The two countries are at odds over Syria, with Iran being a strong strategic ally of Syrian President Bashar al-Assad since the start of the uprising against him in 2011, while Turkey has been one of his fiercest critics, supporting his opponents and giving refuge to rebel fighters.
In a joint press conference with Rouhani, Abdullah Gul, the Turkish president, said that they discussed political, economic and cultural relations.
Gul said that the two countries have a trade volume of $15bn dollars between the two countries with the target of $30bn.
He also said that no country should possess nuclear weapons in the Middle East.
“We want a Middle East without nuclear weapons,” he said, however, expressing support for use of nuclear energy for peaceful purposes.
Rouhani calls for stability
In his remarks, Rouhani said that money flow between countries will continue. He also called on all countries in the region to put effort in achieving stability.
Rouhani repeated the Turkish leader’s stance, saying that the regioin should be free of all weapons of mass destruction, but peaceful use of nuclear energy should be free.
|Al Jazeera’s Zeine Khodr reports from Ankara on Rouhani’s visit to Turkey|
Last year the election of Rouhani, whose foreign policy of “prudence and moderation” has eased Iran’s international isolation. The visit will be the first by an Iranian president to Turkey since 2008.
The visit comes as Iran and six major powers prepare to hold another round of talks on a final deal aimed at ending a decade-old dispute over the country’s nuclear programme.
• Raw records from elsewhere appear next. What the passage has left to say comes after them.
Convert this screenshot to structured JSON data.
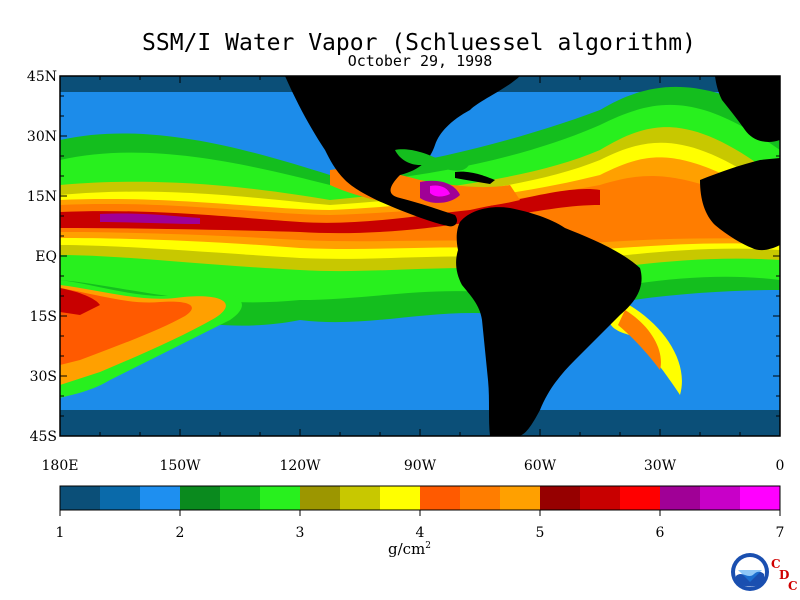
{
  "title": "SSM/I Water Vapor (Schluessel algorithm)",
  "date": "October 29, 1998",
  "lat_labels": [
    "45N",
    "30N",
    "15N",
    "EQ",
    "15S",
    "30S",
    "45S"
  ],
  "lon_labels": [
    "180E",
    "150W",
    "120W",
    "90W",
    "60W",
    "30W",
    "0"
  ],
  "colorbar": {
    "ticks": [
      "1",
      "2",
      "3",
      "4",
      "5",
      "6",
      "7"
    ],
    "units": "g/cm",
    "units_sup": "2",
    "colors": [
      "#0b4f78",
      "#0a6aaa",
      "#1e8ff0",
      "#0a8a1e",
      "#14be1e",
      "#28f01e",
      "#9c9600",
      "#c8c800",
      "#ffff00",
      "#ff5a00",
      "#ff7d00",
      "#ffa000",
      "#960000",
      "#c80000",
      "#ff0000",
      "#a00096",
      "#c800c8",
      "#ff00ff"
    ]
  },
  "logo": {
    "noaa_text": "NOAA",
    "cdc_letters": [
      "C",
      "D",
      "C"
    ]
  },
  "map": {
    "lat_range": [
      -45,
      45
    ],
    "lon_range": [
      -180,
      0
    ],
    "land_color": "#000000",
    "ocean_dry_color": "#0b4f78"
  }
}
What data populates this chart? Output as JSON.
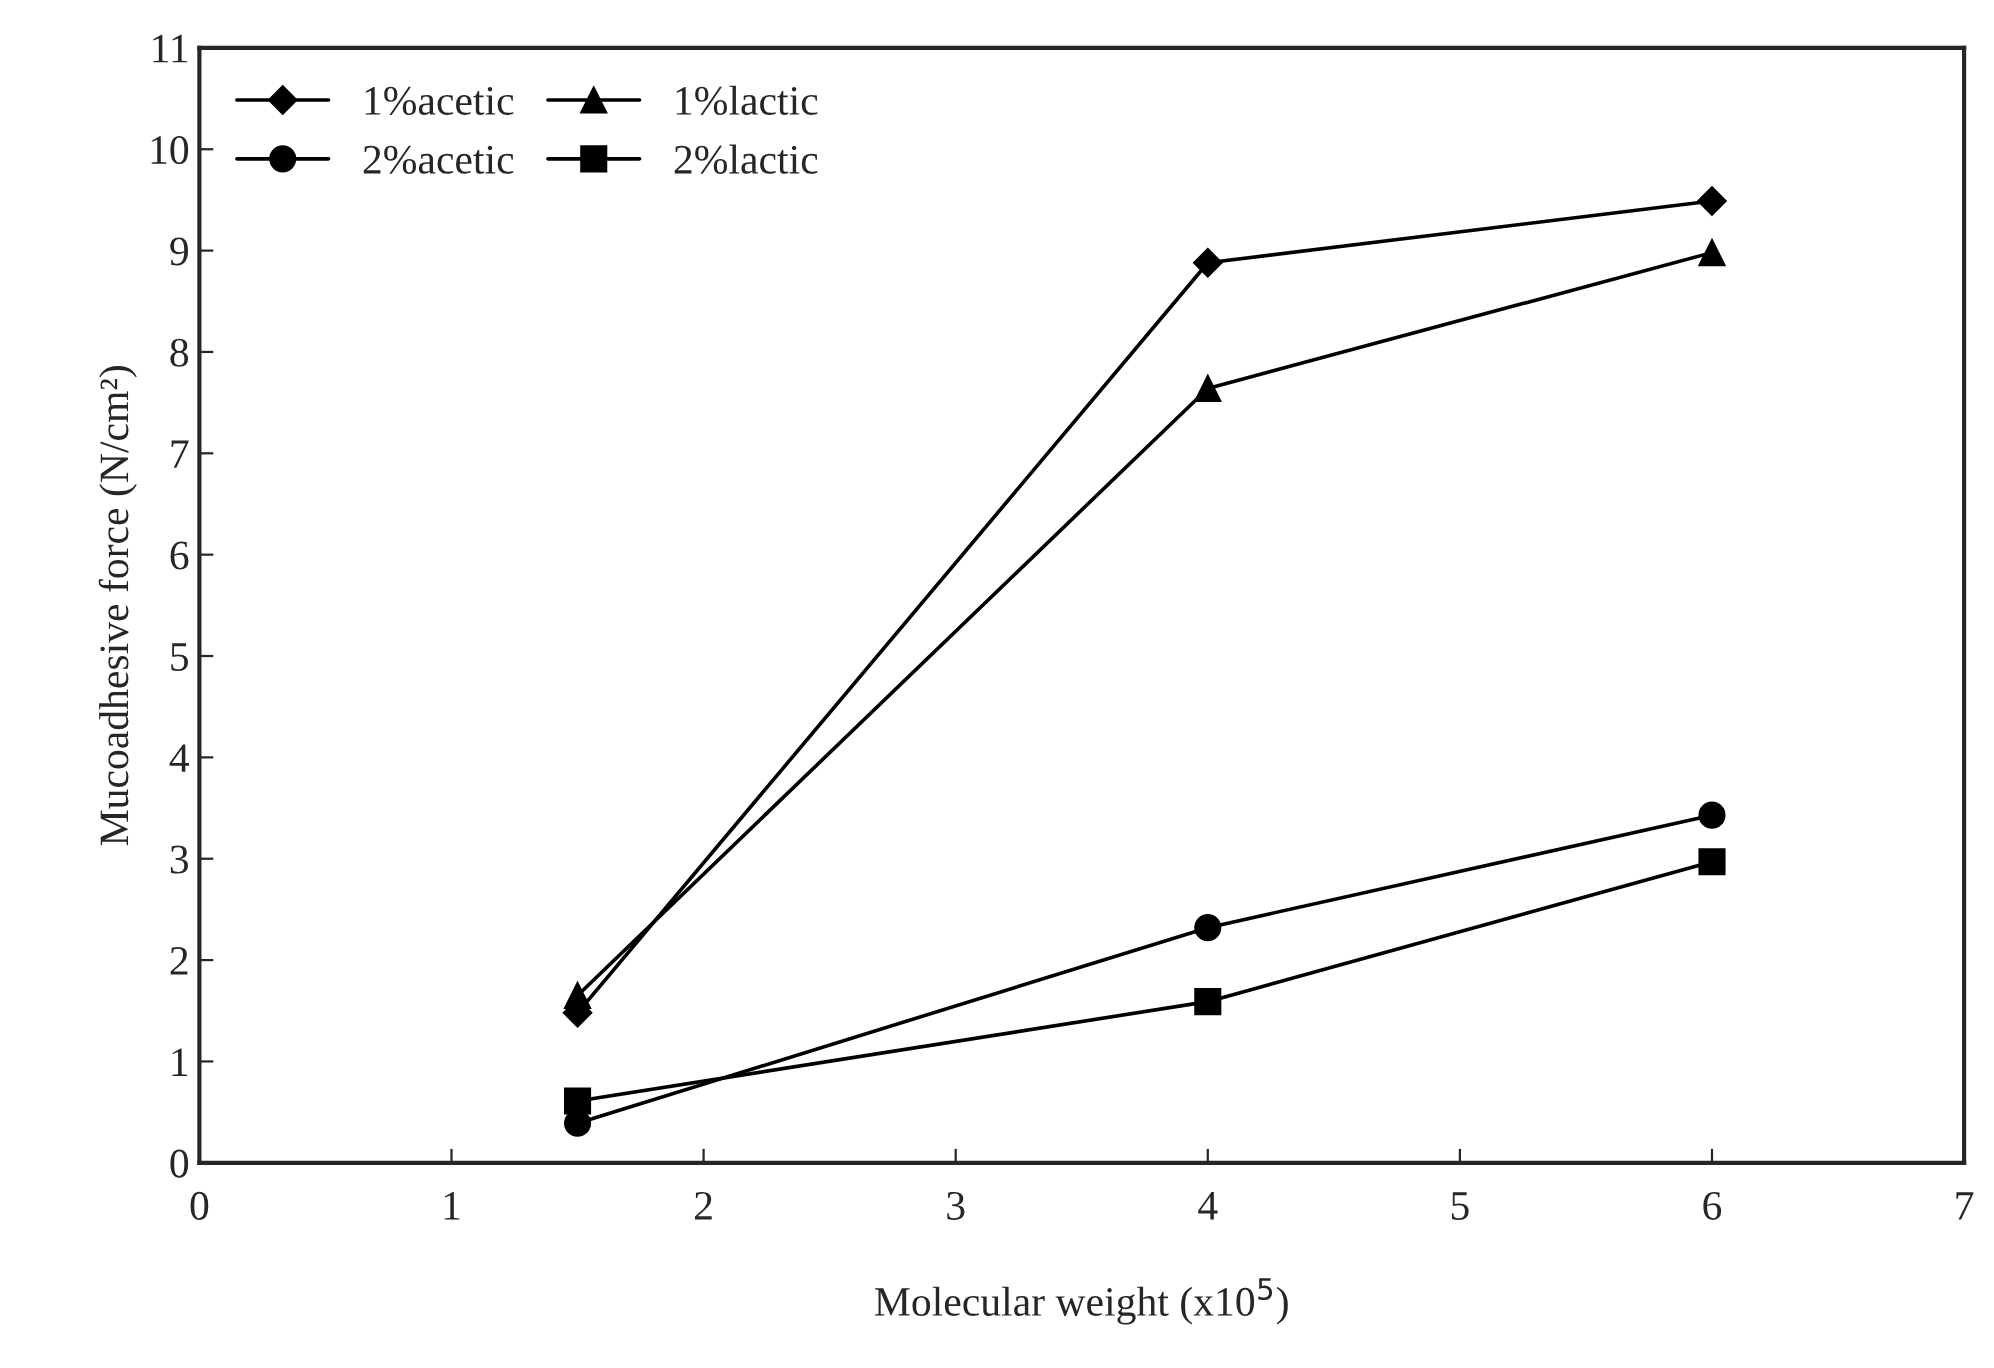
{
  "chart_data": {
    "type": "line",
    "xlabel": "Molecular weight (x10$^{5}$)",
    "ylabel": "Mucoadhesive force (N/cm²)",
    "xlim": [
      0,
      7
    ],
    "xticks": [
      0,
      1,
      2,
      3,
      4,
      5,
      6,
      7
    ],
    "ylim": [
      0,
      11
    ],
    "yticks": [
      0,
      1,
      2,
      3,
      4,
      5,
      6,
      7,
      8,
      9,
      10,
      11
    ],
    "grid": false,
    "legend": "top left",
    "line_style": "solid",
    "series": [
      {
        "name": "1%acetic",
        "color": "#000000",
        "marker": "diamond",
        "x": [
          1.5,
          4,
          6
        ],
        "values": [
          1.48,
          8.88,
          9.49
        ]
      },
      {
        "name": "2%acetic",
        "color": "#000000",
        "marker": "circle",
        "x": [
          1.5,
          4,
          6
        ],
        "values": [
          0.39,
          2.32,
          3.43
        ]
      },
      {
        "name": "1%lactic",
        "color": "#000000",
        "marker": "triangle",
        "x": [
          1.5,
          4,
          6
        ],
        "values": [
          1.65,
          7.64,
          8.98
        ]
      },
      {
        "name": "2%lactic",
        "color": "#000000",
        "marker": "square",
        "x": [
          1.5,
          4,
          6
        ],
        "values": [
          0.61,
          1.59,
          2.97
        ]
      }
    ]
  }
}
A preliminary deal was signed in Geneva, Switzerland, in November, under which Iran accepted to halt some sensitive nuclear activities in exchange for partial easing of sanctions.
While deep divisions remain between the two countries over the conflict in Syria, the potential of an Iranian market of 76 million people with some of the world’s biggest oil and gas reserves is a magnet for Turkish companies.
During Erdogan’s visit to Iran in January, a preferential trade agreement was signed aimed at paving the ground to boost trade to $30bn by 2015.
Reuters news agency cited Iranian officials as saying that trade between the countries stood at $22bn in 2012, before dipping to $20bn in 2013, and that it should reach $30bn in 2015.
Gold and silver
Iran was Turkey’s third largest export market in 2012. Iranian media said that Turkey exported more than 20,000 products to Iran, among them gold and silver.
The US has been unhappy over continued trade with Iran by its Turkish ally and has blacklisted some Turkish firms involved in sidestepping the sanctions, imposed on Iran over its disputed nuclear programme.
Cooperation agreements will be signed in various fields, including the energy sector, during Rouhani’s visit, Iranian and Turkish media said.
Under a contract signed in 1996, Turkey imports 10bn cubic metres per year of natural gas from Iran. The contract became active in 2001. Turkey pays the bill through gold transfers as a result of the US’ sanctions on Iran.
Iran has so far dismissed Turkish demands to drop the price of gas under the current agreement, saying that Iran could sell more natural gas to its energy-hungry neighbour if a new agreement was signed.
Taner Yildiz, Turkish energy minister, told Reuters in an interview on January 30 that Turkey could double the amount of natural gas it imports from Iran if the two countries could agree on a price.
Turkey depends on imports for almost all of its gas needs.